Sono questi dati resi noti oggi a Parigi dall’organizzazione che riunisce i paesi industrializzati del mondo nel suo rapporto sulle prospettiva sull’immigrazione 2014( ma molti dati disponibili si fermano al 2012).  Secondo il documento il 58% degli immigrati ha un lavoro stabile. Il ritratto tipico dell’immigrato è intanto molto cambiato: “Nei paesi dell’Ocse il numero delle persone nate all’estero con un livello di istruzione elevato è aumentato del 70% negli ultimi 10 anni, superando così i 32 milioni”,  si legge nel rapporto precisando che sono 115 milioni le persone che vivono in un paese dell’Ocse senza esservi nati. In Italia, rileva però , il livello di istruzione è bassissimo, fra i più bassi della zona Ocse sottolineando come questo sia un fattore di criticità con “potenziale rischio per il futuro”. Il governo italiano deve anche affrontare, si legge, il problema delle politiche di integrazione e dell’occupazione dei giovani.

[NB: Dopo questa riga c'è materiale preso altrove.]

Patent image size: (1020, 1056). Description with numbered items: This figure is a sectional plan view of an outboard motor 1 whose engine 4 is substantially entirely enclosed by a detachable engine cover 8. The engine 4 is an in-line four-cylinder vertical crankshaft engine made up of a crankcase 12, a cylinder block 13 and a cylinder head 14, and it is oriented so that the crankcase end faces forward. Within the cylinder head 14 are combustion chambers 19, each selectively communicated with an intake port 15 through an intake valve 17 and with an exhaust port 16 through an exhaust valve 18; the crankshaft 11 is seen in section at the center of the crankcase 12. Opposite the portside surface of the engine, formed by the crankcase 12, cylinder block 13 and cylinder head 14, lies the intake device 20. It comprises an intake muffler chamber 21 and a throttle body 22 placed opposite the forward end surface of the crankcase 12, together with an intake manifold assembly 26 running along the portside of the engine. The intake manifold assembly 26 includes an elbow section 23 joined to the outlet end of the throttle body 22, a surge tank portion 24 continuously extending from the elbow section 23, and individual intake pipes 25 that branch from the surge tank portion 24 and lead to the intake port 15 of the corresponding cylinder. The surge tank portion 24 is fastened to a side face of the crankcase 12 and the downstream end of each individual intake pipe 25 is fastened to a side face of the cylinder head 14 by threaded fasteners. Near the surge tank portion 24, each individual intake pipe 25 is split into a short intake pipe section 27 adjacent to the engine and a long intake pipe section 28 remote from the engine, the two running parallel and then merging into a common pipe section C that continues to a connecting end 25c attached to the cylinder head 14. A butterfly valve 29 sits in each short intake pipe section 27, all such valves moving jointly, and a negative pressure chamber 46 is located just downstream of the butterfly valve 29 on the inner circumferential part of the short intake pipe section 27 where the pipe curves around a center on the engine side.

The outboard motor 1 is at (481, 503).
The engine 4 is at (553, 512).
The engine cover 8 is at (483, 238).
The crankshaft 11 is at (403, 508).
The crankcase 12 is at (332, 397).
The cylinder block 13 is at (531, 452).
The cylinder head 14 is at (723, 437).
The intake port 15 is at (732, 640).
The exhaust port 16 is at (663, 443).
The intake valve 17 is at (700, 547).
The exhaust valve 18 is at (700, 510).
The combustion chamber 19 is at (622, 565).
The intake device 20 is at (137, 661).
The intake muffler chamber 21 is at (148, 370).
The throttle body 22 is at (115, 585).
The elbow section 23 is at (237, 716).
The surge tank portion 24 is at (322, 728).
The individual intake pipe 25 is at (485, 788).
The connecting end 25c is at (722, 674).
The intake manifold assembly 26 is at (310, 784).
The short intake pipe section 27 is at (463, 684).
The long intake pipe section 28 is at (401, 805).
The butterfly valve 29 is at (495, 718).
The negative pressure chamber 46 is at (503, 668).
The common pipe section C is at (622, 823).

Se gli immigrati hanno registrato un calo quella dei rifugiati ha invece registrato un aumento del 48%, contro a una media OCSE del 20%. Quanto all’emergenza sbarchi, l’Ocse indica come, dopo un breve rallentamento nel 2012, il flusso abbia ripreso in modo impressionante passando dai 43.000 del 2013 a 150.000 di quest’anno. L’organizzazione auspica così una sempre più stretta collaborazione a livello europeo per cercare una migliore gestione del fenomeno. Secondo il rapporto, nel 2012 gli immigrati permanenti erano in Italia 4,4 milioni, pari al 7,4% della popolazione e al 10% di quella attiva. La più forte comunità è quella romena ( quasi un milione), seguita da quella albanese, marocchina e cinese.